Quella dei sentimenti. È una Roma più romanista di altre, questa. È una Roma che parla attraverso Twitter ("daje" scriveva ieri Luis Enrique), che si racconta negli abbracci sotto la pioggia di San Siro, nella serenità del ritorno in aereo, nelle battute che i giocatori fanno perché «se dovemo sbriga’ a segna’», che cerca e trova fiducia in un allenatore che vuole sorprendere ma ama, anche e soprattutto, farsi amare. E ogni amore che si rispetti non può essere una cosa semplice.
Richiede pazienza, richiede dedizione, richiede anche qualche momento di pausa. Per questo sabato sera, poco dopo la fine della partita, Luis Enrique ha annullato l’allenamento previsto per ieri pomeriggio e ha lasciato una giornata libera a tutti, giocatori e staff. Stamattina si ritroveranno a Trigoria per preparare la partita di giovedì sera all’Olimpico contro il Siena dove l’obiettivo, dopo i progressi mostrati al Meazza, è uno solo: vincere. Luis Enrique lo dice chiaro e tondo: «Voglia di vincere e di ringraziare tutti i nostri tifosi. La squadra s’impegna molto. Vedremo giovedì prossimo. Saluti a tutti. DAJE ROMA!».
Poche parole, scritte prima di andare a pranzo con il mental coach Llorente e il campione di basket Jordi Villacampa, che servono a raccontare lo stato d’animo dell’allenatore romanista. Si può in 140 caratteri? Sì può, soprattutto quando non aumenta solo la confidenza con l’italiano, ma anche quella con tutto ciò che lo circonda. Luis Enrique non è più solo l’allenatore della Roma, sente di esserlo dentro. Si sente la guida di un gruppo di giocatori che, giorno dopo giorno, magari superando anche qualche perplessità di natura tattica (vedi Perrotta e Taddei terzini con tre terzini di ruolo in panchina) è completamente dalla sua parte. Lo segue. Lo aiuta. Aspettando quei risultati che poi sono il pane quotidiano. Perché va bene l’amore, vanno bene i sentimenti, vanno bene i sogni, ma poi arriva il momento di essere concreti. Di fare gol e di vincere le partite. Una dedica pronta già c’è: è quella per Maarten Stekelenburg, che ieri ha lasciato l’ospedale Niguarda per tornare a casa. I compagni lo hanno riempito di messaggi, pubblici e privati. José Angel ha scritto, sempre su Twitter, «Vamos Stekelenburg», poi ha pubblicato una foto del portiere con una didascalia chiara: "Ko! Ok".

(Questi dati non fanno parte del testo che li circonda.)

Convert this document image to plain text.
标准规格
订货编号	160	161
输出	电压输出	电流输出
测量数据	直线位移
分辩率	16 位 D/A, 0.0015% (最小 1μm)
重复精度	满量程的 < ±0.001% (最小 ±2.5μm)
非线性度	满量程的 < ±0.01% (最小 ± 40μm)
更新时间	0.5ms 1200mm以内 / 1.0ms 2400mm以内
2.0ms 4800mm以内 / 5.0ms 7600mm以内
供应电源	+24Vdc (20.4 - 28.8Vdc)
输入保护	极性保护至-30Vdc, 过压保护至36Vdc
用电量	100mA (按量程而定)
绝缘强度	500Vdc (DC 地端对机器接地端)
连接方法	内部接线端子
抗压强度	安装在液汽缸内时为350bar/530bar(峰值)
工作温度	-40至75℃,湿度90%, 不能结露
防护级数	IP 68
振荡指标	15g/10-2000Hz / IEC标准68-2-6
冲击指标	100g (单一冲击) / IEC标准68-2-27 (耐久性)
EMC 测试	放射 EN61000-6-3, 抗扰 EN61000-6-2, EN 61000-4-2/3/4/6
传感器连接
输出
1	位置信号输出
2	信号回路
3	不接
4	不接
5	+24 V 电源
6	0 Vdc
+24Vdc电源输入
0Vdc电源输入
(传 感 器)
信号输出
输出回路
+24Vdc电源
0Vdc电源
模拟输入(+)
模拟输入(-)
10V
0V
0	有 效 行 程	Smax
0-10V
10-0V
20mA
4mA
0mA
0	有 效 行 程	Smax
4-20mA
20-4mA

Anche Llorente ha dedicato i suoi pensieri al portiere olandese, dicendo che «la notizia più bella di oggi è la sua uscita dall’ospedale». Tutti lo aspettano in campo, ci vorrà qualche settimana, ma la Roma è pronta ad accoglierlo di nuovo. Così come è pronta ad accogliere di nuovo quei giocatori che adesso sembrano più in difficoltà: Bojan, ad esempio, rimasto in panchina per 90 minuti a San Siro. Ma anche Osvaldo, che contro l’Inter si è beccato più di qualche rimprovero da Luis Enrique, e Borriello, che certo non gradisce di giocare un quarto d’ora a partita.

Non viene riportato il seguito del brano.